At the point it was probably 1-2am and I was taken out of emergency and admitted into the actual hospital, I went from walking that previous morning to not even being able to move myself from the stretcher to the bed in my room. The nurses helped me by placing a board under my back and slid me over. This is where my memory gets a bit fuzzy, the nurses said its normal when in extreme pain for your mind to block out certain memories and my pain was extreme.

Aug. 8th 2018, At about 9am the nurse told me they were coming to do another ultrasound and wheeled me into the exam room. It was over pretty quickly and I was taken back to my room, shortly thereafter a doctor came to see and sadly told me the ultrasound they did unfortunately showed the baby had passed away inside me during the night.
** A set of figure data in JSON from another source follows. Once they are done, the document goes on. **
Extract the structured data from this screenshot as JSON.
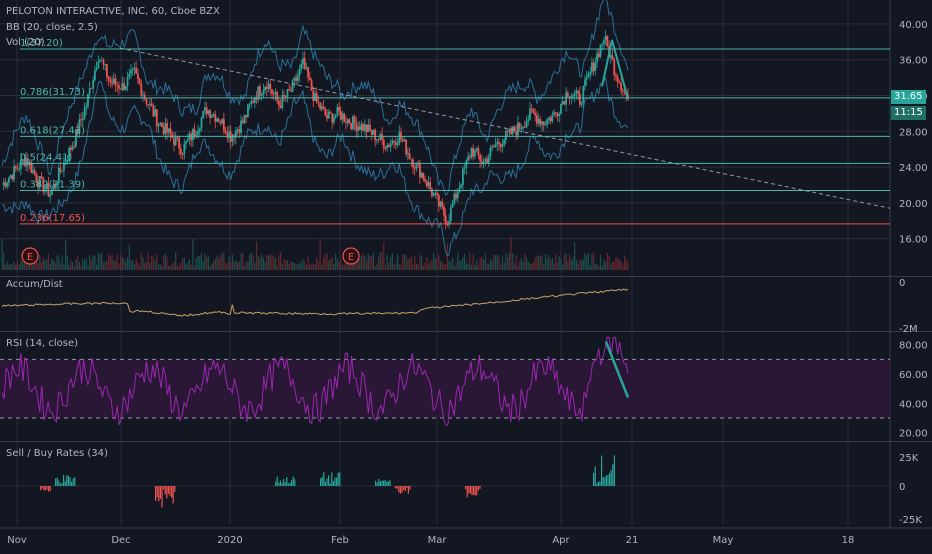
{
  "header": {
    "symbol_title": "PELOTON INTERACTIVE, INC, 60, Cboe BZX",
    "indicator_bb": "BB (20, close, 2.5)",
    "indicator_vol": "Vol (20)"
  },
  "panes": {
    "accum_label": "Accum/Dist",
    "rsi_label": "RSI (14, close)",
    "sellbuy_label": "Sell / Buy Rates (34)"
  },
  "price_tags": {
    "last_price": "31.65",
    "countdown": "11:15",
    "last_price_color": "#26a69a"
  },
  "earnings_markers": [
    "E",
    "E"
  ],
  "colors": {
    "up": "#26a69a",
    "down": "#ef5350",
    "bb": "#2a6f97",
    "rsi": "#9c27b0",
    "accum": "#c8a26a",
    "fib_red": "#ef5350",
    "fib_line": "#4db6ac"
  },
  "chart_data": [
    {
      "type": "line",
      "title": "PELOTON INTERACTIVE, INC, 60, Cboe BZX",
      "x_ticks": [
        "Nov",
        "Dec",
        "2020",
        "Feb",
        "Mar",
        "Apr",
        "21",
        "May",
        "18"
      ],
      "y_ticks": [
        16.0,
        20.0,
        24.0,
        28.0,
        32.0,
        36.0,
        40.0
      ],
      "ylim": [
        12.5,
        42.0
      ],
      "fib_levels": [
        {
          "ratio": "1",
          "value": 37.2,
          "label": "1(37.20)"
        },
        {
          "ratio": "0.786",
          "value": 31.73,
          "label": "0.786(31.73)"
        },
        {
          "ratio": "0.618",
          "value": 27.43,
          "label": "0.618(27.43)"
        },
        {
          "ratio": "0.5",
          "value": 24.41,
          "label": "0.5(24.41)"
        },
        {
          "ratio": "0.382",
          "value": 21.39,
          "label": "0.382(21.39)"
        },
        {
          "ratio": "0.236",
          "value": 17.65,
          "label": "0.236(17.65)"
        }
      ],
      "series": [
        {
          "values": [
            22.0,
            23.5,
            25.0,
            22.5,
            21.0,
            24.0,
            27.0,
            31.0,
            36.5,
            33.5,
            33.0,
            34.5,
            31.5,
            29.0,
            27.5,
            26.0,
            28.0,
            30.5,
            29.5,
            27.5,
            29.0,
            32.0,
            33.5,
            31.0,
            32.5,
            35.5,
            31.5,
            29.5,
            30.0,
            29.0,
            28.5,
            27.5,
            26.5,
            27.5,
            25.0,
            23.0,
            20.5,
            18.0,
            22.0,
            26.0,
            24.5,
            26.5,
            27.5,
            28.5,
            30.0,
            29.0,
            30.0,
            32.5,
            31.5,
            35.0,
            38.5,
            34.5,
            31.6
          ]
        }
      ]
    },
    {
      "type": "line",
      "title": "Accum/Dist",
      "y_ticks": [
        0,
        -2
      ]
    },
    {
      "type": "line",
      "title": "RSI (14, close)",
      "y_ticks": [
        20.0,
        40.0,
        60.0,
        80.0
      ],
      "ylim": [
        15,
        88
      ],
      "bands": [
        30,
        70
      ]
    },
    {
      "type": "bar",
      "title": "Sell / Buy Rates (34)",
      "y_ticks": [
        "25K",
        "0",
        "-25K"
      ]
    }
  ]
}
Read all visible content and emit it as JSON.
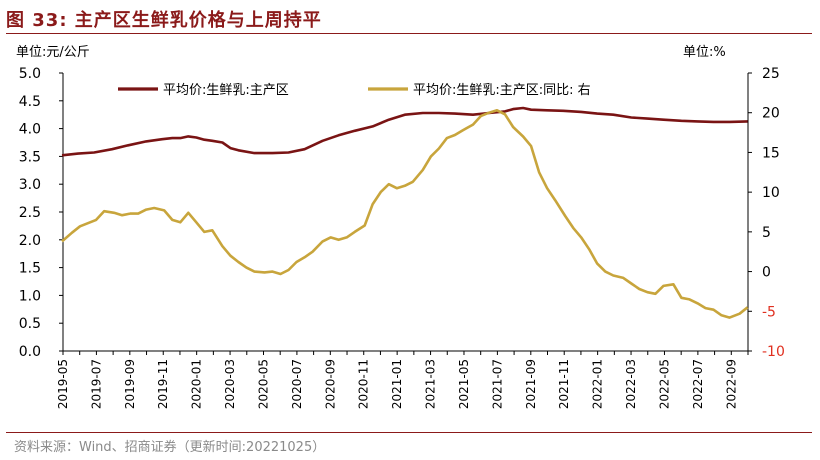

I felt numb, like the only thing good I had learned since coming to the hospital was gone, Another doctor that specialized in obstetrics and gynecology came to see me and asked if I wanted to wait for the miscarriage to take place naturally or if I wanted to go ahead with a DNC (Basically a medically needed abortion to remove the dead fetus), I chose the DNC.

It took place that night, I laid on the table in the operating room and tried to be in a “joking” mood but inside I was dying, I wanted them to tell me they’d made a mistake, that the ultrasound was wrong. But it wasn’t wrong and a few hours later I woke up in recovery, like it had never happened. I didn’t feel any pain or discomfort from the DNC, it was literally like that moment in my life had never existed, that the baby had never existed. But she did, don’t ask me why I think/know it was a girl but I do, and I know in reality my body was in no shape to carry a pregnancy. I was fighting for my life and my body needed to focus on fighting the infection, period. But doesn’t change the loss I felt, the emotional pain of going through that alone (my husband wasn’t allowed in).